Alguns dos ativistas pela boa nutrição imaginam quanto tempo a lei conseguirá sobreviver em sua forma atual. Piñera, o ex-presidente recentemente eleito novamente para o posto, sucederá Bachelet em março; ele é um empresário conservador que vetou o projeto de lei de rotulação em 2011 durante seu primeiro mandato presidencial. O governo dele apoiava, em lugar da lei, uma iniciativa de alimentação financiada por empresas multinacionais, que enfatizava receitas saudáveis, exercício e moderação no consumo de junk food. A campanha foi projeto da primeira dama Cecilia Morel Montes.
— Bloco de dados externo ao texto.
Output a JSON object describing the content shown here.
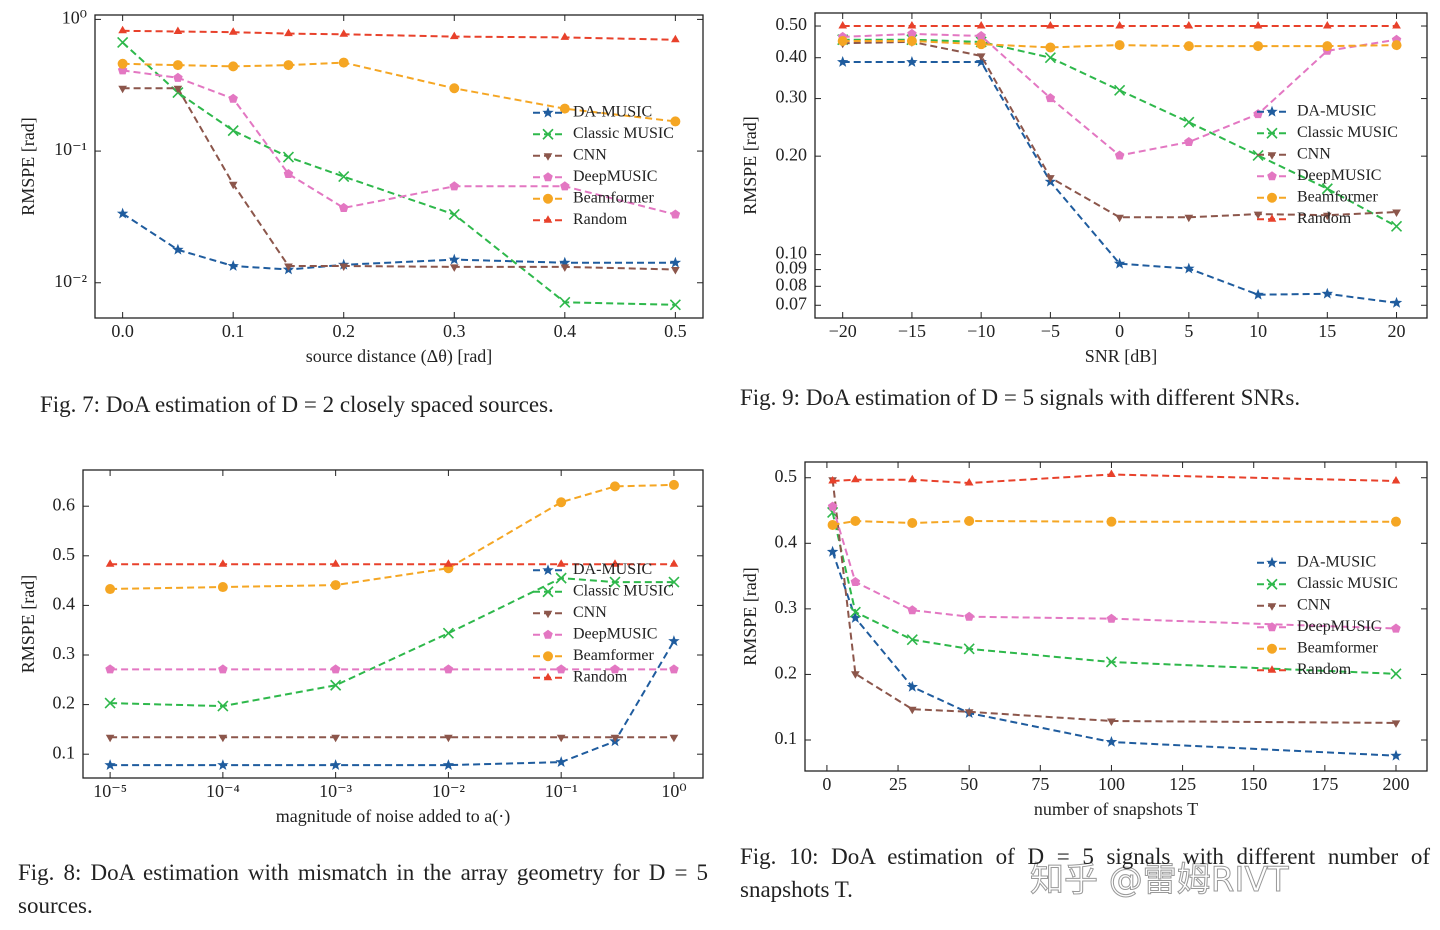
{
  "chart_data": [
    {
      "type": "line",
      "caption": "Fig. 7: DoA estimation of D = 2 closely spaced sources.",
      "xlabel": "source distance (Δθ) [rad]",
      "ylabel": "RMSPE [rad]",
      "xscale": "linear",
      "yscale": "log",
      "legend": "center right",
      "x": [
        0,
        0.05,
        0.1,
        0.15,
        0.2,
        0.3,
        0.4,
        0.5
      ],
      "xlim": [
        -0.025,
        0.525
      ],
      "ylim": [
        0.0054,
        1.08
      ],
      "xticks": [
        {
          "value": 0,
          "label": "0.0"
        },
        0.1,
        0.2,
        0.3,
        0.4,
        0.5
      ],
      "yticks": [
        {
          "value": 1,
          "label": "10⁰"
        },
        {
          "value": 0.1,
          "label": "10⁻¹"
        },
        {
          "value": 0.01,
          "label": "10⁻²"
        }
      ],
      "series": [
        {
          "name": "DA-MUSIC",
          "color": "#1f5c9e",
          "marker": "star",
          "values": [
            0.0335,
            0.0178,
            0.0134,
            0.0126,
            0.0137,
            0.015,
            0.0142,
            0.0142
          ]
        },
        {
          "name": "Classic MUSIC",
          "color": "#2eb84b",
          "marker": "x",
          "values": [
            0.668,
            0.278,
            0.143,
            0.09,
            0.064,
            0.033,
            0.0071,
            0.0068
          ]
        },
        {
          "name": "CNN",
          "color": "#8c564b",
          "marker": "tri-down",
          "values": [
            0.3,
            0.3,
            0.056,
            0.0134,
            0.0134,
            0.0132,
            0.0132,
            0.0126
          ]
        },
        {
          "name": "DeepMUSIC",
          "color": "#e377c2",
          "marker": "pentagon",
          "values": [
            0.41,
            0.36,
            0.25,
            0.067,
            0.037,
            0.054,
            0.054,
            0.033
          ]
        },
        {
          "name": "Beamformer",
          "color": "#f5a623",
          "marker": "circle",
          "values": [
            0.46,
            0.45,
            0.44,
            0.45,
            0.47,
            0.3,
            0.21,
            0.168
          ]
        },
        {
          "name": "Random",
          "color": "#e8412b",
          "marker": "tri-up",
          "values": [
            0.82,
            0.81,
            0.8,
            0.78,
            0.77,
            0.74,
            0.73,
            0.7
          ]
        }
      ]
    },
    {
      "type": "line",
      "caption": "Fig. 9: DoA estimation of D = 5 signals with different SNRs.",
      "xlabel": "SNR [dB]",
      "ylabel": "RMSPE [rad]",
      "xscale": "linear",
      "yscale": "log",
      "legend": "center right",
      "x": [
        -20,
        -15,
        -10,
        -5,
        0,
        5,
        10,
        15,
        20
      ],
      "xlim": [
        -22,
        22.2
      ],
      "ylim": [
        0.064,
        0.548
      ],
      "xticks": [
        {
          "value": -20,
          "label": "−20"
        },
        {
          "value": -15,
          "label": "−15"
        },
        {
          "value": -10,
          "label": "−10"
        },
        {
          "value": -5,
          "label": "−5"
        },
        0,
        5,
        10,
        15,
        20
      ],
      "yticks": [
        {
          "value": 0.5,
          "label": "0.50"
        },
        {
          "value": 0.4,
          "label": "0.40"
        },
        {
          "value": 0.3,
          "label": "0.30"
        },
        {
          "value": 0.2,
          "label": "0.20"
        },
        {
          "value": 0.1,
          "label": "0.10"
        },
        0.09,
        0.08,
        0.07
      ],
      "series": [
        {
          "name": "DA-MUSIC",
          "color": "#1f5c9e",
          "marker": "star",
          "values": [
            0.388,
            0.388,
            0.388,
            0.167,
            0.0938,
            0.0906,
            0.0754,
            0.0759,
            0.0712
          ]
        },
        {
          "name": "Classic MUSIC",
          "color": "#2eb84b",
          "marker": "x",
          "values": [
            0.454,
            0.454,
            0.447,
            0.4,
            0.318,
            0.254,
            0.201,
            0.159,
            0.122
          ]
        },
        {
          "name": "CNN",
          "color": "#8c564b",
          "marker": "tri-down",
          "values": [
            0.443,
            0.447,
            0.405,
            0.172,
            0.13,
            0.13,
            0.133,
            0.132,
            0.135
          ]
        },
        {
          "name": "DeepMUSIC",
          "color": "#e377c2",
          "marker": "pentagon",
          "values": [
            0.463,
            0.473,
            0.466,
            0.301,
            0.201,
            0.221,
            0.269,
            0.42,
            0.454
          ]
        },
        {
          "name": "Beamformer",
          "color": "#f5a623",
          "marker": "circle",
          "values": [
            0.45,
            0.45,
            0.44,
            0.43,
            0.437,
            0.434,
            0.434,
            0.434,
            0.437
          ]
        },
        {
          "name": "Random",
          "color": "#e8412b",
          "marker": "tri-up",
          "values": [
            0.5,
            0.5,
            0.5,
            0.5,
            0.5,
            0.5,
            0.5,
            0.5,
            0.5
          ]
        }
      ]
    },
    {
      "type": "line",
      "caption": "Fig. 8: DoA estimation with mismatch in the array geometry for D = 5 sources.",
      "xlabel": "magnitude of noise added to a(·)",
      "ylabel": "RMSPE [rad]",
      "xscale": "log",
      "yscale": "linear",
      "legend": "center right",
      "x": [
        1e-05,
        0.0001,
        0.001,
        0.01,
        0.1,
        0.3,
        1
      ],
      "xlim": [
        5.75e-06,
        1.81
      ],
      "ylim": [
        0.052,
        0.673
      ],
      "xticks": [
        {
          "value": 1e-05,
          "label": "10⁻⁵"
        },
        {
          "value": 0.0001,
          "label": "10⁻⁴"
        },
        {
          "value": 0.001,
          "label": "10⁻³"
        },
        {
          "value": 0.01,
          "label": "10⁻²"
        },
        {
          "value": 0.1,
          "label": "10⁻¹"
        },
        {
          "value": 1,
          "label": "10⁰"
        }
      ],
      "yticks": [
        0.1,
        0.2,
        0.3,
        0.4,
        0.5,
        0.6
      ],
      "series": [
        {
          "name": "DA-MUSIC",
          "color": "#1f5c9e",
          "marker": "star",
          "values": [
            0.078,
            0.078,
            0.078,
            0.078,
            0.084,
            0.126,
            0.328
          ]
        },
        {
          "name": "Classic MUSIC",
          "color": "#2eb84b",
          "marker": "x",
          "values": [
            0.203,
            0.197,
            0.239,
            0.344,
            0.455,
            0.447,
            0.447
          ]
        },
        {
          "name": "CNN",
          "color": "#8c564b",
          "marker": "tri-down",
          "values": [
            0.134,
            0.134,
            0.134,
            0.134,
            0.134,
            0.134,
            0.134
          ]
        },
        {
          "name": "DeepMUSIC",
          "color": "#e377c2",
          "marker": "pentagon",
          "values": [
            0.271,
            0.271,
            0.271,
            0.271,
            0.271,
            0.271,
            0.271
          ]
        },
        {
          "name": "Beamformer",
          "color": "#f5a623",
          "marker": "circle",
          "values": [
            0.433,
            0.437,
            0.441,
            0.475,
            0.608,
            0.64,
            0.643
          ]
        },
        {
          "name": "Random",
          "color": "#e8412b",
          "marker": "tri-up",
          "values": [
            0.483,
            0.483,
            0.483,
            0.483,
            0.483,
            0.483,
            0.483
          ]
        }
      ]
    },
    {
      "type": "line",
      "caption": "Fig. 10: DoA estimation of D = 5 signals with different number of snapshots T.",
      "xlabel": "number of snapshots T",
      "ylabel": "RMSPE [rad]",
      "xscale": "linear",
      "yscale": "linear",
      "legend": "center right",
      "x": [
        2,
        10,
        30,
        50,
        100,
        200
      ],
      "xlim": [
        -7.7,
        210.9
      ],
      "ylim": [
        0.0527,
        0.524
      ],
      "xticks": [
        0,
        25,
        50,
        75,
        100,
        125,
        150,
        175,
        200
      ],
      "yticks": [
        0.1,
        0.2,
        0.3,
        0.4,
        0.5
      ],
      "series": [
        {
          "name": "DA-MUSIC",
          "color": "#1f5c9e",
          "marker": "star",
          "values": [
            0.387,
            0.286,
            0.181,
            0.141,
            0.097,
            0.076
          ]
        },
        {
          "name": "Classic MUSIC",
          "color": "#2eb84b",
          "marker": "x",
          "values": [
            0.447,
            0.295,
            0.253,
            0.239,
            0.219,
            0.201
          ]
        },
        {
          "name": "CNN",
          "color": "#8c564b",
          "marker": "tri-down",
          "values": [
            0.497,
            0.201,
            0.147,
            0.143,
            0.129,
            0.126
          ]
        },
        {
          "name": "DeepMUSIC",
          "color": "#e377c2",
          "marker": "pentagon",
          "values": [
            0.456,
            0.341,
            0.298,
            0.288,
            0.285,
            0.27
          ]
        },
        {
          "name": "Beamformer",
          "color": "#f5a623",
          "marker": "circle",
          "values": [
            0.428,
            0.434,
            0.431,
            0.434,
            0.433,
            0.433
          ]
        },
        {
          "name": "Random",
          "color": "#e8412b",
          "marker": "tri-up",
          "values": [
            0.495,
            0.497,
            0.497,
            0.492,
            0.505,
            0.495
          ]
        }
      ]
    }
  ],
  "watermark": "知乎 @雷姆RIVT"
}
"Não precisamos de mais impostos", ela disse em entrevista.

Um porta-voz de Piñera disse que ele provavelmente "reconsideraria a lei e estudaria maneiras de melhorá-la", depois de assumir.

Enquanto isso, outros países latino-americanos, como o Equador e o Brasil, buscam tomar alguns elementos de empréstimo à iniciativa chilena. O Dr. Carlos Monteiro, professor de nutrição e saúde pública da USP, no Brasil, disse que os líderes da região não podiam mais ignorar a alta dos custos médicos associados a doenças como o diabetes e a hipertensão.

"A epidemia de obesidade é muito clara e prejudicial a toda a população, o que inclui a elite política, e nenhum país está obtendo sucesso em controlá-la sem regulamentar o ambiente da alimentação", ele disse. "Fazer nada deixou de ser opção".